= Oswaldo Baca =

Peruvian chemist and professor

Oswaldo Mendoza Baca (August 5, 1908- April 9, 1962 in Cusco) was a Peruvian chemist and professor. He was particularly interested in genetics.

==Biography==

Oswaldo Mendoza Baca was born in the city of Cusco on August 5, 1908. He studied at the First Central Primary School in Cusco and the National College of Sciences and Arts of Cuzco.

In 1929 he joined the Faculty of Natural Sciences, Physics and Mathematics at the National University of San Antonio Abad in Cuzco and graduated as a Bachelor of Science in June 1933 .
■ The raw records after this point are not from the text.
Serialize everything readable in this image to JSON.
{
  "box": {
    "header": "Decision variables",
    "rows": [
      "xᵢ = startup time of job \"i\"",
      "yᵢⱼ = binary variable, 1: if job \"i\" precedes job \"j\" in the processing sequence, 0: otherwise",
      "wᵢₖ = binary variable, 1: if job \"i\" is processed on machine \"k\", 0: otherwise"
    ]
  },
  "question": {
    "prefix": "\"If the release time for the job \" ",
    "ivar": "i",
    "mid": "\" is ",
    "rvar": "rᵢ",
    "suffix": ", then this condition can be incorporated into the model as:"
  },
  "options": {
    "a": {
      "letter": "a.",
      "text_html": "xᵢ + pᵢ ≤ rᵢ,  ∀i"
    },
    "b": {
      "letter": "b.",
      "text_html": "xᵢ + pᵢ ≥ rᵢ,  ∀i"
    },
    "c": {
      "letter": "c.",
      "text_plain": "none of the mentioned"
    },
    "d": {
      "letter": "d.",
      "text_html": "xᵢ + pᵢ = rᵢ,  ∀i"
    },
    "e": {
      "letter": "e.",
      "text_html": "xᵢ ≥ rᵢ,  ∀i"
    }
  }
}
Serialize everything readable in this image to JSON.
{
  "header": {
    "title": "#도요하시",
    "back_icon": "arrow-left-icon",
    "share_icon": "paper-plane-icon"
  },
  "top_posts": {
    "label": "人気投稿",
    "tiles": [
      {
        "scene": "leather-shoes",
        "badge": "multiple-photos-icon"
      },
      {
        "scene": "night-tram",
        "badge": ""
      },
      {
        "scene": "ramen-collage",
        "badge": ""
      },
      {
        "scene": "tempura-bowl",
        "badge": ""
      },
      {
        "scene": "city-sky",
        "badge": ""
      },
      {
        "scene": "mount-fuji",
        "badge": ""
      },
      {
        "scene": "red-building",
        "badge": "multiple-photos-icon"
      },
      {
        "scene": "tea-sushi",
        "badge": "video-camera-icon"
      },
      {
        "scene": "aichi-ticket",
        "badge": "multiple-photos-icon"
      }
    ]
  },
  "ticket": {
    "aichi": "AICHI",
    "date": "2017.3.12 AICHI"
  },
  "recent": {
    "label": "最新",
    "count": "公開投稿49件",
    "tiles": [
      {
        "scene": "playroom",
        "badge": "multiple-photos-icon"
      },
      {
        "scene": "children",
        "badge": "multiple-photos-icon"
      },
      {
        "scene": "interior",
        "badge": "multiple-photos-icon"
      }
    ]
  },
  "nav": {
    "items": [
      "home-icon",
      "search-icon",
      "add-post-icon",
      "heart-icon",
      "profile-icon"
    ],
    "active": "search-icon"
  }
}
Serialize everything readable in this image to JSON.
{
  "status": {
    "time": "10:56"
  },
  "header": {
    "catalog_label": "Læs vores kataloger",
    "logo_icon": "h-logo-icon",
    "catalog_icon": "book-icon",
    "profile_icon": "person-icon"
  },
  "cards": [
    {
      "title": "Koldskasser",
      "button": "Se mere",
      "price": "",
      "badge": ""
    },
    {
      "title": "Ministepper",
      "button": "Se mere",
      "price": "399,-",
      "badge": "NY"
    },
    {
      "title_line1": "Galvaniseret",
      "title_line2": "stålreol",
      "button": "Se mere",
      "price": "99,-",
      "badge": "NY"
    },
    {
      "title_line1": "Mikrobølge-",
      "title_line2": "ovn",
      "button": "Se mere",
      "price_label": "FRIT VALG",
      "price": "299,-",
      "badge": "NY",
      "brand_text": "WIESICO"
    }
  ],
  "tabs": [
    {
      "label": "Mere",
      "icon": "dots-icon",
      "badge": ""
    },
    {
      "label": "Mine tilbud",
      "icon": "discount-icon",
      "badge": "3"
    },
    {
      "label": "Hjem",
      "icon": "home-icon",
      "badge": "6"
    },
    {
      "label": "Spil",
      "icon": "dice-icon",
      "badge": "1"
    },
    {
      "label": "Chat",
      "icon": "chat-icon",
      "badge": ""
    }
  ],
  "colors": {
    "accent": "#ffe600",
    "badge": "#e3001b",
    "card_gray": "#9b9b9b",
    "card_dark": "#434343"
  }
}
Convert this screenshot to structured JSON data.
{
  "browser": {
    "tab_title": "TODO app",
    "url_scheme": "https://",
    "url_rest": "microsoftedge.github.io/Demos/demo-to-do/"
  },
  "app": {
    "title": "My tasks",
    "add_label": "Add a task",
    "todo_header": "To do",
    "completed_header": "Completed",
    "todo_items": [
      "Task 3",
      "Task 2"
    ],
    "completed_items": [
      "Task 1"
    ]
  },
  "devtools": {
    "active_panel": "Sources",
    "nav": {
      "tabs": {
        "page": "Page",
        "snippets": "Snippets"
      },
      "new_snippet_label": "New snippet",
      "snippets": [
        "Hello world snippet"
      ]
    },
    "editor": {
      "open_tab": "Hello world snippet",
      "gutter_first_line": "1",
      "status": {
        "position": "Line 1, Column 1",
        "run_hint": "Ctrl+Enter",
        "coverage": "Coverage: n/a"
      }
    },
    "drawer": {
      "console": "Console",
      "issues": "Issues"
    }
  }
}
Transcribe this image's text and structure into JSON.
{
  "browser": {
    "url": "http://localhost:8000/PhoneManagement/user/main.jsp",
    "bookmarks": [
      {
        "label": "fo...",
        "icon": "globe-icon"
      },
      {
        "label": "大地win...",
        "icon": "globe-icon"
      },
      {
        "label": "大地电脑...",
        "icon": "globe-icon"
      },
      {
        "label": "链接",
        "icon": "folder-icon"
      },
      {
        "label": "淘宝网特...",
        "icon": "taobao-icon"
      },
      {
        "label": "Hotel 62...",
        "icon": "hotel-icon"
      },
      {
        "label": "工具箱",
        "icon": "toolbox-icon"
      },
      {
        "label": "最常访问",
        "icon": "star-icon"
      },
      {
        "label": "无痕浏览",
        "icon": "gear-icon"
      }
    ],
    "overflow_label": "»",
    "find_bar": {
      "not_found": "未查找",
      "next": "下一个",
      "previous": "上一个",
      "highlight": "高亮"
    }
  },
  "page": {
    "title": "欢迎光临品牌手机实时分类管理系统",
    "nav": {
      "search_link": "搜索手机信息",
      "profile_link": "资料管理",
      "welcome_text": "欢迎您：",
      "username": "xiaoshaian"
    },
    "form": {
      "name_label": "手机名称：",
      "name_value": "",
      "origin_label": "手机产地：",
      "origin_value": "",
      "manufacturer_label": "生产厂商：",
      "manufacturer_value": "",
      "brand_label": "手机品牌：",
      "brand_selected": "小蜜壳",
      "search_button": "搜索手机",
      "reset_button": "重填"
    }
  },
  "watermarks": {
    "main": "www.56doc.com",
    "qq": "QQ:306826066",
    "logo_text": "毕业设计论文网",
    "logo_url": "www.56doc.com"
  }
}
True to his alma mater, in 1933 he was appointed acting Professor of Inorganic Chemistry and Organic Chemistry in the Faculty of Science, just two months before graduating from BA . Thanks to a grant from the Spanish government he travelled to Spain, beginning in research under the direction of Dr. Angel del Campo. In 1937 he returned to Peru because of the Spanish Civil War, graduated from the University of Cusco.

On November 3, 1960, he was elected Dean of the Faculty of Chemistry at the University of Cusco, a position he held until his death in Cusco on April 9, 1962.

Notable publications include La Mecánica Ondulatoria, Colorantes Pre-colombinos and Leyes Genéticas de los Elementos Químicos, Nuevo Sistema Periódico (1954).